DrSmoke
Thanks for the tool. I hope this works.
No problem, good luck in your hunt! I waited a long time for the 600-series, and love my GTX 680! :)
KTRe54uWWH9X
Had to sign up and give you props for your newegg price watcher. This helped me snag the sweet EVGA SuperClocked+ 02G-P4-2684-KR GeForce GTX 680 2GB 256-bit GDDR5 PCI Express 3.0 x16 HDCP Ready SLI Support Video Card as soon as it went on sale.
You might even want to consider putting this on sourceforge/github/codeplex.
props.

Awesome, and congrats! Welcome to the site too.
Micma
Just wanted to give a big thanks, with your app, I nabbed a SC+ on Newegg today...
Kudos 
Grats! I love the 680, and I certainly hope NVIDIA can get their act together to ramp up the supply end for their new nm scale.
shazam
Anyway, I guess you can help me in another way. What would you recommend for me to do to start getting into the VS IDE with C#? I obviously can't do C++ because I suck at C, so there's no point in even going there. But C# is very close to Java, or at least its familiar to me. I'm looking for a book resource and a few reference books to get me started. Would you happen to know of any you could recommend? or maybe a better approach in learning?
Very cool. I love Visual Studio since it pretty much walks you through the stuff you don't want to mess with, then lets you kick it aside and get down and dirty with the stuff you do want to get into. I started with C# from a background in Visual Basic, Lua, and Java. I didn't take any courses or read any books, as I'm much more of a hands-on kinda learner. I just plowed my way through and went from PC/Network tech to getting a job as a Software Engineer. Whenever I run into something I can't figure out, I research it to death and try to understand how other people solved or worked around their issues.
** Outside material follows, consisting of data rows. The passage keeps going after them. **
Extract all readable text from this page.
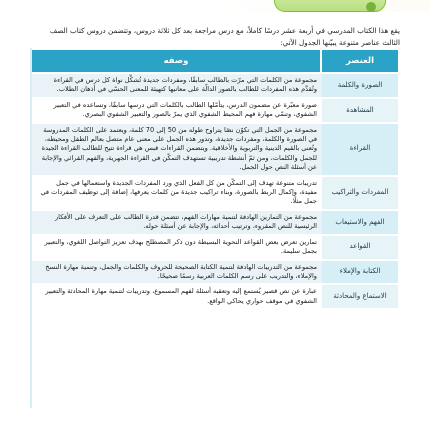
يقع هذا الكتاب المدرسي في أربعة عشر درسًا كاملاً، مع درس مراجعة بعد كل ثلاثة دروس، وتتضمن دروس كتاب الصف الثالث عناصر متنوعة يبيّنها الجدول الآتي:

العنصر	وصفه
الصورة والكلمة	مجموعة من الكلمات التي مرّت بالطالب سابقًا، ومفردات جديدة تُشكِّل نواة كل درس في القراءة وتُقدَّم هذه المفردات للطالب بالصور الدالّة على معانيها كتهيئة للمعنى الحسّي في أذهان الطلاب.
المشاهدة	صورة معبّرة عن مضمون الدرس، يتأمّلها الطالب بالكلمات التي درسها سابقًا، وتساعده في التعبير الشفوي، وتنمّي مهارة فهم المحيط الشفوي الذي يمرّ بالصور والتعبير الشفوي البصري.
القراءة	مجموعة من الجمل التي تكوّن نصًا يتراوح طوله من 50 إلى 70 كلمة، ويعتمد على الكلمات المدروسة في الصورة والكلمة، ومفردات جديدة، وتدور هذه الجمل على معنى عام متصل بعالم الطفل ومحيطه، وتُعنى بالقيم الدينية والتربوية والأخلاقية. ويتضمن القراءات قبس هي قراءة تتيح للطالب القراءة الجيدة للجمل والكلمات، ومن ثمّ أنشطة تدريبية تستهدف التمكّن في القراءة الجهرية، والفهم القرائي والإجابة عن أسئلة النص حول الجمل.
المفردات والتراكيب	تدريبات متنوعة تهدف إلى التمكّن من كل الفعل الذي ورد المفردات الجديدة واستعمالها في جمل مفيدة، وإكمال الربط بالصورة، وبناء تراكيب جديدة من كلمات يعرفها، إضافة إلى توظيف المفردات في جمل مثلًا.
الفهم والاستيعاب	مجموعة من التمارين الهادفة لتنمية مهارات الفهم، تتضمن قدرة الطالب على التعرف على الأفكار الرئيسية للنص المقروء، وترتيب أحداثه، والإجابة عن أسئلة حوله.
القواعد	تمارين تعرض بعض القواعد النحوية البسيطة دون ذكر المصطلح بهدف تعزيز التواصل اللغوي، والتعبير بجمل سليمة.
الكتابة والإملاء	مجموعة من التدريبات الهادفة لتنمية الكتابة الصحيحة للحروف والكلمات والجمل، وتنمية مهارة النسخ والإملاء، والتدريب على رسم الكلمات العربية رسمًا صحيحًا.
الاستماع والمحادثة	عبارة عن نص قصير يُستمع إليه وتعقبه أسئلة لفهم المسموع، وتدريبات لتنمية مهارة المحادثة والتعبير الشفوي في موقف حواري يحاكي الواقع.
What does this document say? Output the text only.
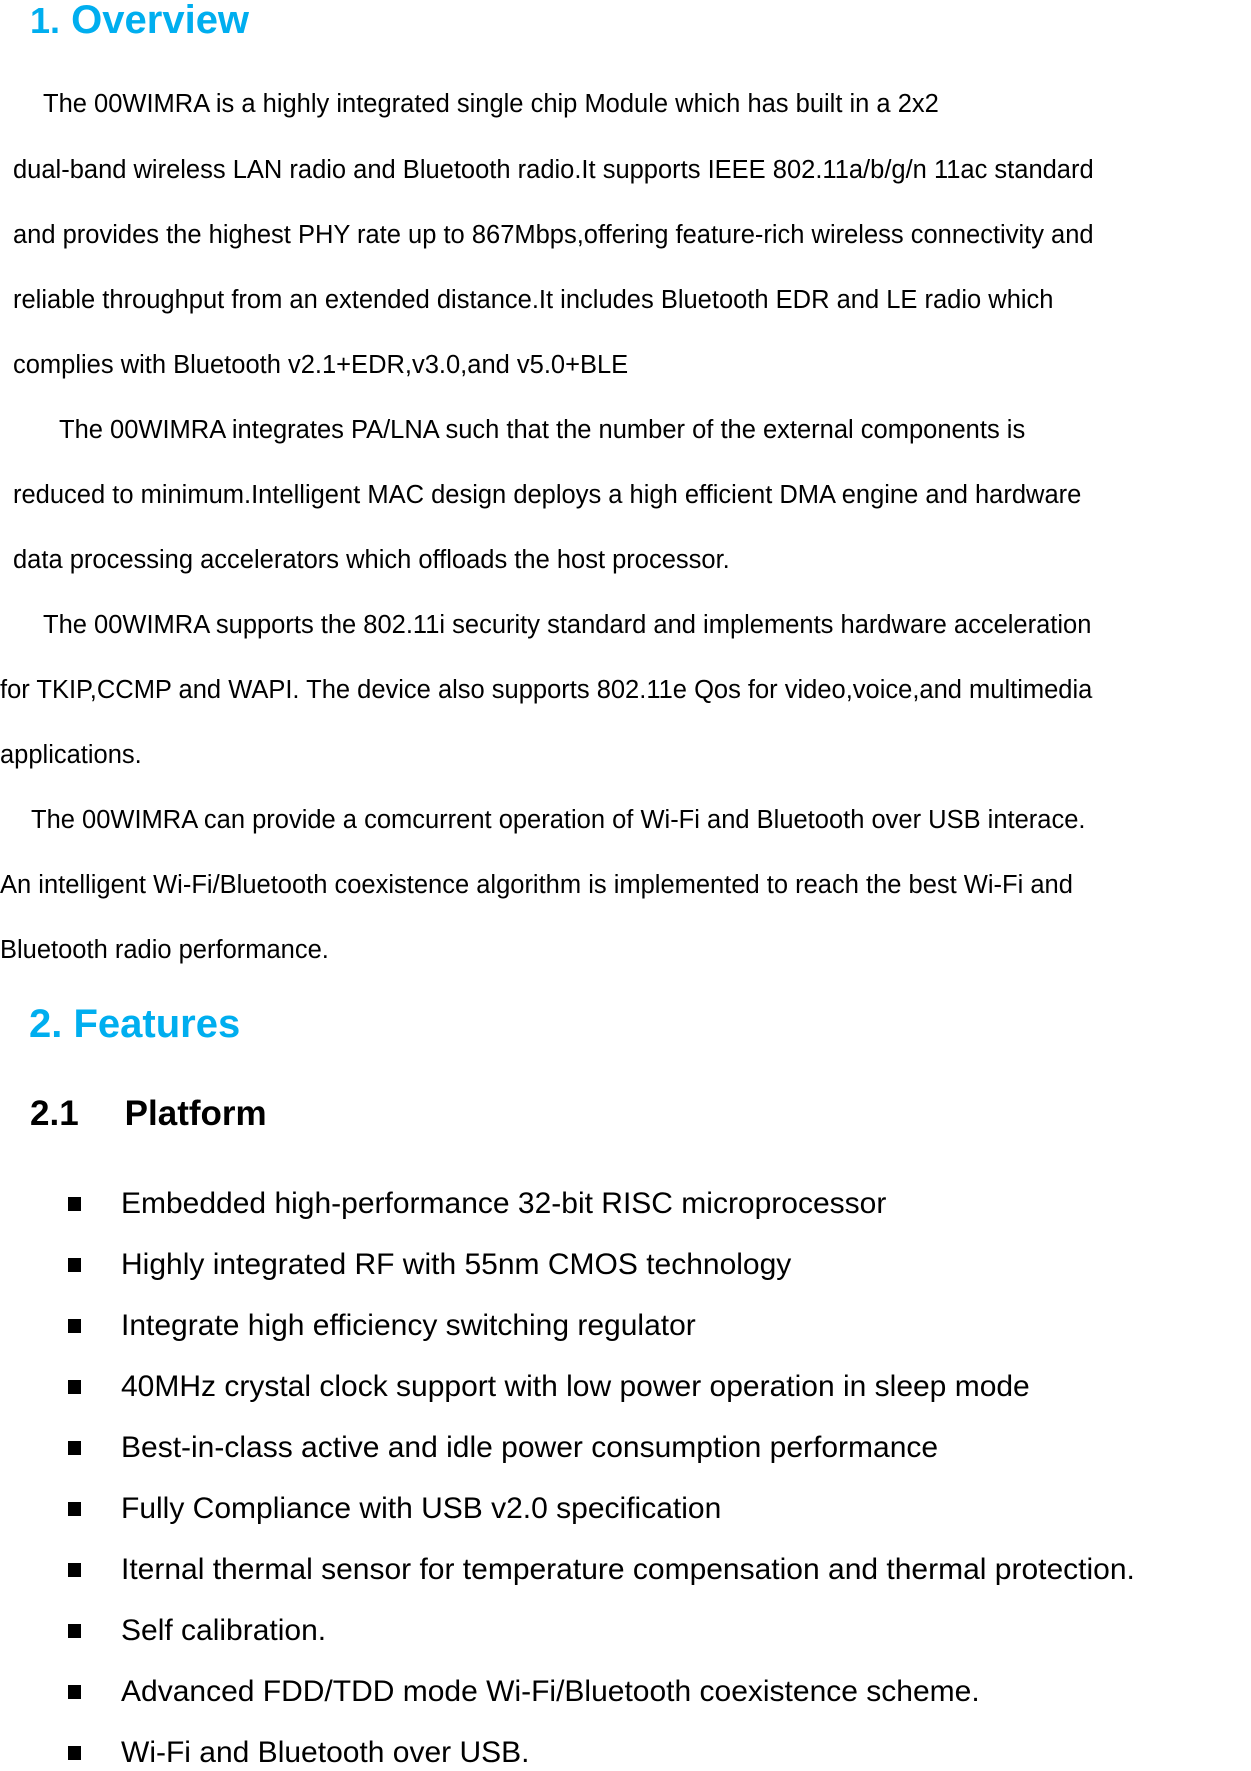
1. Overview
The 00WIMRA is a highly integrated single chip Module which has built in a 2x2
dual-band wireless LAN radio and Bluetooth radio.It supports IEEE 802.11a/b/g/n 11ac standard
and provides the highest PHY rate up to 867Mbps,offering feature-rich wireless connectivity and
reliable throughput from an extended distance.It includes Bluetooth EDR and LE radio which
complies with Bluetooth v2.1+EDR,v3.0,and v5.0+BLE
The 00WIMRA integrates PA/LNA such that the number of the external components is
reduced to minimum.Intelligent MAC design deploys a high efficient DMA engine and hardware
data processing accelerators which offloads the host processor.
The 00WIMRA supports the 802.11i security standard and implements hardware acceleration
for TKIP,CCMP and WAPI. The device also supports 802.11e Qos for video,voice,and multimedia
applications.
The 00WIMRA can provide a comcurrent operation of Wi-Fi and Bluetooth over USB interace.
An intelligent Wi-Fi/Bluetooth coexistence algorithm is implemented to reach the best Wi-Fi and
Bluetooth radio performance.
2. Features
2.1 Platform
Embedded high-performance 32-bit RISC microprocessor
Highly integrated RF with 55nm CMOS technology
Integrate high efficiency switching regulator
40MHz crystal clock support with low power operation in sleep mode
Best-in-class active and idle power consumption performance
Fully Compliance with USB v2.0 specification
Iternal thermal sensor for temperature compensation and thermal protection.
Self calibration.
Advanced FDD/TDD mode Wi-Fi/Bluetooth coexistence scheme.
Wi-Fi and Bluetooth over USB.
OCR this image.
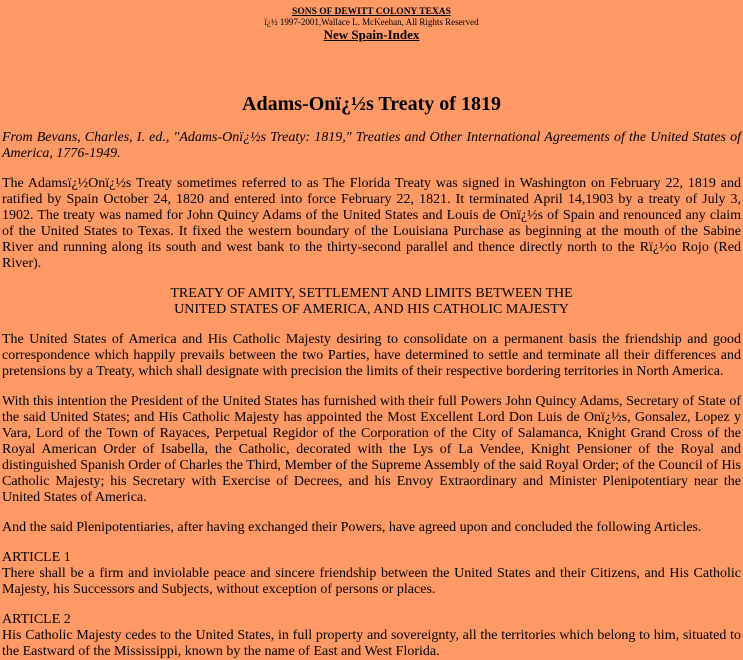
SONS OF DEWITT COLONY TEXAS
ï¿½ 1997-2001,Wallace L. McKeehan, All Rights Reserved
New Spain-Index
Adams-Onï¿½s Treaty of 1819

From Bevans, Charles, I. ed., "Adams-Onï¿½s Treaty: 1819," Treaties and Other International Agreements of the United States of America, 1776-1949.

The Adamsï¿½Onï¿½s Treaty sometimes referred to as The Florida Treaty was signed in Washington on February 22, 1819 and ratified by Spain October 24, 1820 and entered into force February 22, 1821. It terminated April 14,1903 by a treaty of July 3, 1902. The treaty was named for John Quincy Adams of the United States and Louis de Onï¿½s of Spain and renounced any claim of the United States to Texas. It fixed the western boundary of the Louisiana Purchase as beginning at the mouth of the Sabine River and running along its south and west bank to the thirty-second parallel and thence directly north to the Rï¿½o Rojo (Red River).

TREATY OF AMITY, SETTLEMENT AND LIMITS BETWEEN THE
UNITED STATES OF AMERICA, AND HIS CATHOLIC MAJESTY

The United States of America and His Catholic Majesty desiring to consolidate on a permanent basis the friendship and good correspondence which happily prevails between the two Parties, have determined to settle and terminate all their differences and pretensions by a Treaty, which shall designate with precision the limits of their respective bordering territories in North America.

With this intention the President of the United States has furnished with their full Powers John Quincy Adams, Secretary of State of the said United States; and His Catholic Majesty has appointed the Most Excellent Lord Don Luis de Onï¿½s, Gonsalez, Lopez y Vara, Lord of the Town of Rayaces, Perpetual Regidor of the Corporation of the City of Salamanca, Knight Grand Cross of the Royal American Order of Isabella, the Catholic, decorated with the Lys of La Vendee, Knight Pensioner of the Royal and distinguished Spanish Order of Charles the Third, Member of the Supreme Assembly of the said Royal Order; of the Council of His Catholic Majesty; his Secretary with Exercise of Decrees, and his Envoy Extraordinary and Minister Plenipotentiary near the United States of America.

And the said Plenipotentiaries, after having exchanged their Powers, have agreed upon and concluded the following Articles.

ARTICLE 1
There shall be a firm and inviolable peace and sincere friendship between the United States and their Citizens, and His Catholic Majesty, his Successors and Subjects, without exception of persons or places.
ARTICLE 2
His Catholic Majesty cedes to the United States, in full property and sovereignty, all the territories which belong to him, situated to the Eastward of the Mississippi, known by the name of East and West Florida.
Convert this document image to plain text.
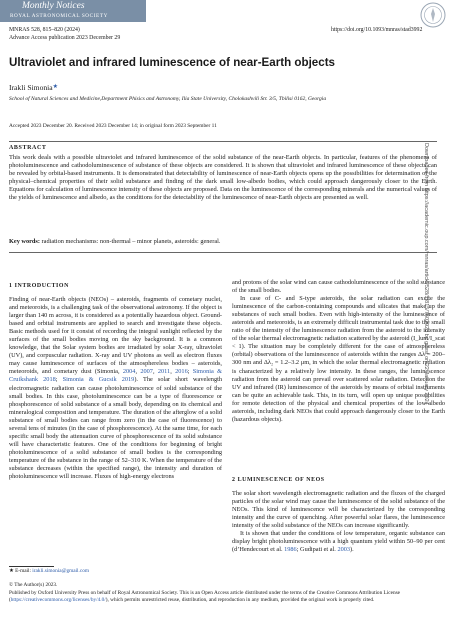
Monthly Notices
ROYAL ASTRONOMICAL SOCIETY
MNRAS 528, 815–820 (2024)
Advance Access publication 2023 December 29
https://doi.org/10.1093/mnras/stad3992
Ultraviolet and infrared luminescence of near-Earth objects
Irakli Simonia★
School of Natural Sciences and Medicine,Department Phisics and Astronomy, Ilia State University, Cholokashvili Str. 3/5, Tbilisi 0162, Georgia
Accepted 2023 December 20. Received 2023 December 14; in original form 2023 September 11
ABSTRACT
This work deals with a possible ultraviolet and infrared luminescence of the solid substance of the near-Earth objects. In particular, features of the phenomena of photoluminescence and cathodoluminescence of substance of these objects are considered. It is shown that ultraviolet and infrared luminescence of these objects can be revealed by orbital-based instruments. It is demonstrated that detectability of luminescence of near-Earth objects opens up the possibilities for determination of the physical–chemical properties of their solid substance and finding of the dark small low-albedo bodies, which could approach dangerously closer to the Earth. Equations for calculation of luminescence intensity of these objects are proposed. Data on the luminescence of the corresponding minerals and the numerical values of the yields of luminescence and albedo, as the conditions for the detectability of the luminescence of near-Earth objects are presented as well.
Key words: radiation mechanisms: non-thermal – minor planets, asteroids: general.
1 INTRODUCTION

Finding of near-Earth objects (NEOs) – asteroids, fragments of cometary nuclei, and meteoroids, is a challenging task of the observational astronomy. If the object is larger than 140 m across, it is considered as a potentially hazardous object. Ground-based and orbital instruments are applied to search and investigate these objects. Basic methods used for it consist of recording the integral sunlight reflected by the surfaces of the small bodies moving on the sky background. It is a common knowledge, that the Solar system bodies are irradiated by solar X-ray, ultraviolet (UV), and corpuscular radiation. X-ray and UV photons as well as electron fluxes may cause luminescence of surfaces of the atmosphereless bodies – asteroids, meteoroids, and cometary dust (Simonia, 2004, 2007, 2011, 2016; Simonia & Cruikshank 2018; Simonia & Gucsik 2019). The solar short wavelength electromagnetic radiation can cause photoluminescence of solid substance of the small bodies. In this case, photoluminescence can be a type of fluorescence or phosphorescence of solid substance of a small body, depending on its chemical and mineralogical composition and temperature. The duration of the afterglow of a solid substance of small bodies can range from zero (in the case of fluorescence) to several tens of minutes (in the case of phosphorescence). At the same time, for each specific small body the attenuation curve of phosphorescence of its solid substance will have characteristic features. One of the conditions for beginning of bright photoluminescence of a solid substance of small bodies is the corresponding temperature of the substance in the range of 52–310 K. When the temperature of the substance decreases (within the specified range), the intensity and duration of photoluminescence will increase. Fluxes of high-energy electrons

and protons of the solar wind can cause cathodoluminescence of the solid substance of the small bodies.

In case of C- and S-type asteroids, the solar radiation can excite the luminescence of the carbon-containing compounds and silicates that make up the substances of such small bodies. Even with high-intensity of the luminescence of asteroids and meteoroids, is an extremely difficult instrumental task due to the small ratio of the intensity of the luminescence radiation from the asteroid to the intensity of the solar thermal electromagnetic radiation scattered by the asteroid (I_lum/I_scat < 1). The situation may be completely different for the case of atmosphereless (orbital) observations of the luminescence of asteroids within the ranges Δλ = 200–300 nm and Δλ₂ = 1.2–3.2 μm, in which the solar thermal electromagnetic radiation is characterized by a relatively low intensity. In these ranges, the luminescence radiation from the asteroid can prevail over scattered solar radiation. Detection the UV and infrared (IR) luminescence of the asteroids by means of orbital instruments can be quite an achievable task. This, in its turn, will open up unique possibilities for remote detection of the physical and chemical properties of the low-albedo asteroids, including dark NEOs that could approach dangerously closer to the Earth (hazardous objects).

2 LUMINESCENCE OF NEOS

The solar short wavelength electromagnetic radiation and the fluxes of the charged particles of the solar wind may cause the luminescence of the solid substance of the NEOs. This kind of luminescence will be characterized by the corresponding intensity and the curve of quenching. After powerful solar flares, the luminescence intensity of the solid substance of the NEOs can increase significantly.

It is shown that under the conditions of low temperature, organic substance can display bright photoluminescence with a high quantum yield within 50–90 per cent (d’Hendecourt et al. 1986; Gudipati et al. 2003).

★ E-mail: irakli.simonia@gmail.com
© The Author(s) 2023.
Published by Oxford University Press on behalf of Royal Astronomical Society. This is an Open Access article distributed under the terms of the Creative Commons Attribution License (https://creativecommons.org/licenses/by/4.0/), which permits unrestricted reuse, distribution, and reproduction in any medium, provided the original work is properly cited.
Downloaded from https://academic.oup.com/mnras/article/528/1/815/7502923 by guest on 22 January 2024
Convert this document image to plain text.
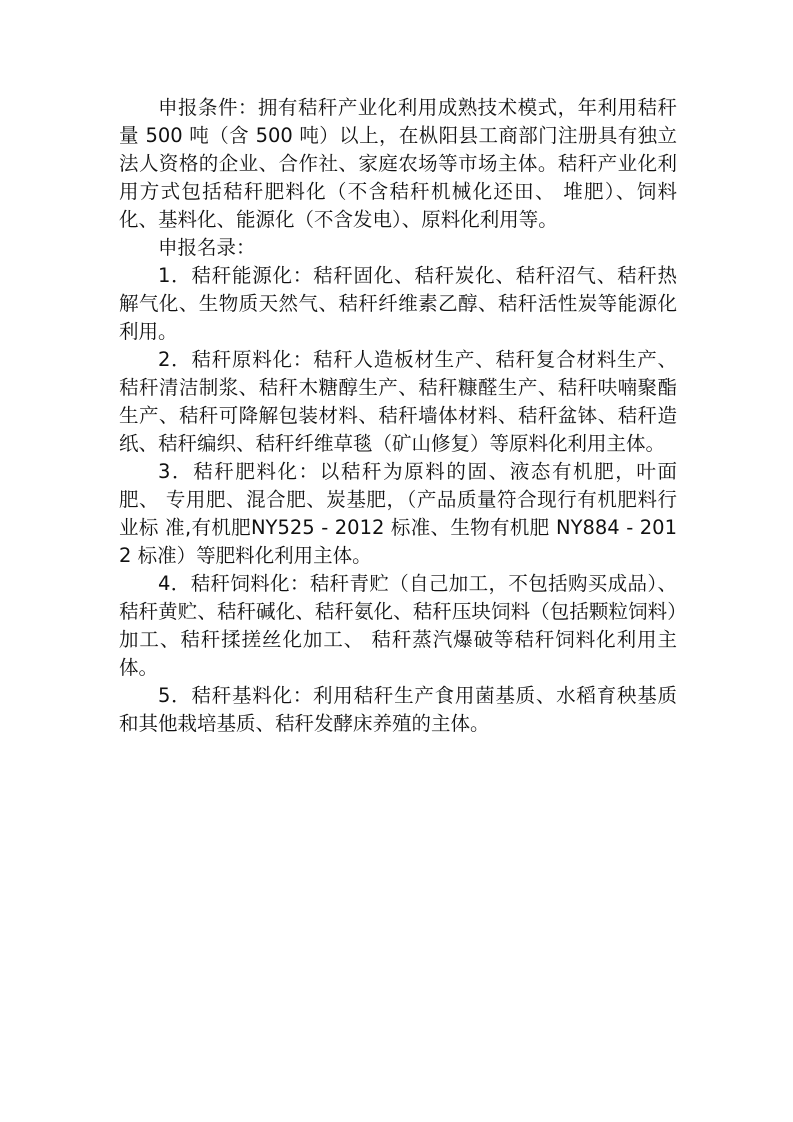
申报条件：拥有秸秆产业化利用成熟技术模式，年利用秸秆量 500 吨（含 500 吨）以上，在枞阳县工商部门注册具有独立法人资格的企业、合作社、家庭农场等市场主体。秸秆产业化利用方式包括秸秆肥料化（不含秸秆机械化还田、 堆肥）、饲料化、基料化、能源化（不含发电）、原料化利用等。

申报名录：

1．秸秆能源化：秸秆固化、秸秆炭化、秸秆沼气、秸秆热 解气化、生物质天然气、秸秆纤维素乙醇、秸秆活性炭等能源化利用。

2．秸秆原料化：秸秆人造板材生产、秸秆复合材料生产、 秸秆清洁制浆、秸秆木糖醇生产、秸秆糠醛生产、秸秆呋喃聚酯 生产、秸秆可降解包装材料、秸秆墙体材料、秸秆盆钵、秸秆造 纸、秸秆编织、秸秆纤维草毯（矿山修复）等原料化利用主体。

3．秸秆肥料化：以秸秆为原料的固、液态有机肥，叶面肥、 专用肥、混合肥、炭基肥，（产品质量符合现行有机肥料行业标 准,有机肥NY525 - 2012 标准、生物有机肥 NY884 - 2012 标准）等肥料化利用主体。

4．秸秆饲料化：秸秆青贮（自己加工，不包括购买成品）、秸秆黄贮、秸秆碱化、秸秆氨化、秸秆压块饲料（包括颗粒饲料）加工、秸秆揉搓丝化加工、 秸秆蒸汽爆破等秸秆饲料化利用主体。

5．秸秆基料化：利用秸秆生产食用菌基质、水稻育秧基质和其他栽培基质、秸秆发酵床养殖的主体。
The C# language itself is pretty close to both C and Java/Javascript, so if you know either of those it will feel comfortable in a few months of working with it. The language itself is pretty straightforward. The most complicated part is getting to understand the ins and outs of .NET libraries. Those things give me more headaches than all of my language learning combined. So if you want to get into Visual Studio, C#, and .NET , and want a reference, I would pick up a book about .NET instead that uses C# in its examples.
8IronBob
Might also be helpful to make an app like this for Amazon watching as well, like when Amazon pops in with pre-orders or even has the actual GPU, which is a rarity, this would be cool. Although it would have to be true with Amazon when they themselves do something, not when a third-party vendor has them in stock (don't really trust anything other than the legit first-party sellers).
I will certainly consider that. I'll take a look at the Amazon web pages and see how they perform their searches. I use Firefox with Firebug to visualize the DOM structure and find ways of isolating the data.
lightsout
Cool app. One question. Does it check the 680 search result page or each product page? Because by the time the main page updates the card is already gone.
This app checks the search results only, not each product page as that would require even more processing time. But the search results are accurate. The problem is that a lot of these 680s are sold out within a couple minutes of when they become available because they're small quantities (unopened returns, delivery refusals, etc.). We're all waiting for the larger shipments of new stock. On that note, if you're wanting to find the small quantity updates, set your search frequency to 30 seconds or so. Otherwise the default 5 minutes is good for larger quantity shipments.
On top of that the app only checks the first page (future versions might check other pages with Javascript injection). So you can set your search results to the maximum of 100 per page to ensure you get all of them. Fortunately there are not too many GTX 680 models out there yet, so the default 20 is usually fine.